The Geometry of Life
My Indian-American existence is full of traditional customs — some, thousands of years old — so hard-wired into daily life that I barely notice them. But when I do pay closer attention, many of those customs bloom and unfurl, revealing meaning and significance more sophisticated than I could have imagined.
A kolam, for example, embodies far more than a gesture of welcome.
Starting with a base pattern, a kolam builds and enlarges outward by repeating and magnifying a set of subpatterns. Drawing these recursive layers is an exercise in fractal geometry. The mathematician Benoit Mandelbrot, fascinated by the patterns occurring in nature, first coined the term "fractal" in 1975 to identify and understand the growth and expansion of structures in the natural world — from tree branches to river branches, from snowflakes to lightning strikes.
Since that time, fractals have garnered exponential interest. Fractal geometry is now used to make computer graphics more realistic, to model biological diseases, to advance climate science — and even to analyze artificial systems like the stock market.

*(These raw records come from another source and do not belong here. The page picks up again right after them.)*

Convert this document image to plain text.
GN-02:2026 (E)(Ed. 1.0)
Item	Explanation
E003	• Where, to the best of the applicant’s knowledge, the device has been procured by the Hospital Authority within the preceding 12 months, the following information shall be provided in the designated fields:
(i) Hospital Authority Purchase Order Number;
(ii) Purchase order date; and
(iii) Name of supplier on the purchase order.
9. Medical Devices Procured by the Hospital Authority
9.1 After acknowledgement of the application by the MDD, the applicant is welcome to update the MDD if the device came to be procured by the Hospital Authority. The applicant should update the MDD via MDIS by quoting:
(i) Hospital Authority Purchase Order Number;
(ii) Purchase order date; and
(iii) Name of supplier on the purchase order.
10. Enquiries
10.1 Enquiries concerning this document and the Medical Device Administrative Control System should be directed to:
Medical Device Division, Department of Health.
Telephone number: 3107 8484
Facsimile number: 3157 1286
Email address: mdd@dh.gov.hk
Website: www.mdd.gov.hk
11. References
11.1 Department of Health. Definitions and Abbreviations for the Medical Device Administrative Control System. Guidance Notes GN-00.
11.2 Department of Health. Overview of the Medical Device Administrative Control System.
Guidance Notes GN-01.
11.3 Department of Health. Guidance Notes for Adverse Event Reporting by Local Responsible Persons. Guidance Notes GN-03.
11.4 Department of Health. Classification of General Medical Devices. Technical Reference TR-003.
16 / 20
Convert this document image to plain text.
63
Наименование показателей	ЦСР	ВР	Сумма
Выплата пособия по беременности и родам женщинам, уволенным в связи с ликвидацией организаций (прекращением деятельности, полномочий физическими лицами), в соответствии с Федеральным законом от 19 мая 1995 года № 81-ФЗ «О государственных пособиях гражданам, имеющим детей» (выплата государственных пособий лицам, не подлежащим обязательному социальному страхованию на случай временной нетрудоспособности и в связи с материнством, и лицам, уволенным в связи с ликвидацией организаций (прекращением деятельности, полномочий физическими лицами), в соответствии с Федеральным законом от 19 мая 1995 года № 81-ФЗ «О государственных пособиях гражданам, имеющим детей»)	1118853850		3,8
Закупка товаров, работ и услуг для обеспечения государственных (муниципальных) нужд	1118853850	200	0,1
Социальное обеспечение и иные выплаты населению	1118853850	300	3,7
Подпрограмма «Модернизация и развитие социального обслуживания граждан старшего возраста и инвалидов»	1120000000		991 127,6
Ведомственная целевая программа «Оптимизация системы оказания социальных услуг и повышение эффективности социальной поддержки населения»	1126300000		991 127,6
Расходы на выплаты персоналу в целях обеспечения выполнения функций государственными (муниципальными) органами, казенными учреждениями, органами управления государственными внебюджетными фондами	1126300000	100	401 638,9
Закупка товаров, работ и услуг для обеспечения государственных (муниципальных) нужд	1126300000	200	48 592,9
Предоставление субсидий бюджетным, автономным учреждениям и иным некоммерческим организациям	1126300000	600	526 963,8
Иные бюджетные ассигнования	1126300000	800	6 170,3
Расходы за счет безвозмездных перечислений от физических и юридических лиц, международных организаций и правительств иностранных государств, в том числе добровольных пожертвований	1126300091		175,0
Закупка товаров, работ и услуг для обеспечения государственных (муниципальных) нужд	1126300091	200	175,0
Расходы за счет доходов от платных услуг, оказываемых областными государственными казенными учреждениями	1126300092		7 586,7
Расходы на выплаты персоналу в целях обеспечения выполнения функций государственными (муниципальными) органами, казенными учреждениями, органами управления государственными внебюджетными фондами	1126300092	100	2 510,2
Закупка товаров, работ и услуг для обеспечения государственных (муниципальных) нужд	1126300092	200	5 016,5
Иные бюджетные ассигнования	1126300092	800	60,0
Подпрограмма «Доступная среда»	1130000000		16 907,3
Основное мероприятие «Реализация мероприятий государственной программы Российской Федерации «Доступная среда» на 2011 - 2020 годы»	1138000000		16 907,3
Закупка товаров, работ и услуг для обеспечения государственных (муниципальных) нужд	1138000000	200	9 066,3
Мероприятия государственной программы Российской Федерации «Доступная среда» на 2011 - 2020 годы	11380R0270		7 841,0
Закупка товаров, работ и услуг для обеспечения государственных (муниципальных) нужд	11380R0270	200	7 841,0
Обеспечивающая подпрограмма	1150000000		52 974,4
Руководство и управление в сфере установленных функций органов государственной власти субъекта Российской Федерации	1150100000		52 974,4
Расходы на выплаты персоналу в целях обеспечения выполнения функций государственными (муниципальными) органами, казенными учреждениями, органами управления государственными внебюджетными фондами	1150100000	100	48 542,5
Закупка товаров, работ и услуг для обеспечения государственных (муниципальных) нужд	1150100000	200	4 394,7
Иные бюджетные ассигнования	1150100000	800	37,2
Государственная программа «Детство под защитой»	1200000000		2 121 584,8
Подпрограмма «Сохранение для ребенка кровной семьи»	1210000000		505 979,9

But long before these current applications, and long before Mandelbrot's "discovery" of fractals, this mathematical understanding of nature's methodology was encoded into daily life in the south of India. For thousands of years, householders have knelt at entryways and drawn a template of creation — using flour to feed that same creation.
As such, a kolam embodies an aspirational view of humanity, reminding us of the privileged position we occupy, bridging the divine and the earthly — with the capacity to comprehend and the responsibility to honor both.
Aspiration and Anticipation
America embodies an aspirational view of humanity, as well — one promising exemplary self-governance. And it is often derided for its failure to live up to its own ideals, given a history of indigenous genocide and human enslavement, as well as its ongoing injustices and inequalities.
The reason for the postponement of the Kolam Project's installation, while disheartening, perhaps reflects reality. America inspires, but it disappoints. America looks upward, but it falls short. And just months ago, the seat of American government, the anchor of its professed ideals, was besieged and breached.
As such, I'm longing to see the Kolam Project's rescheduled installation outstretched before the Capitol steps. I'm eagerly anticipating this hopeful and magnanimous gesture of welcome to replace the malevolence and intolerance so recently displayed there.
At the same time, I know what will happen after the installation is completed. I know that time and elements and footprints will disperse the Kolam Project's tiles and the stories each one holds. Video footage from January 6th still haunts me — as does a question: What if the rioters come back and smash it, crack it, break it?
But I know the answer.
The next morning, we must build it again.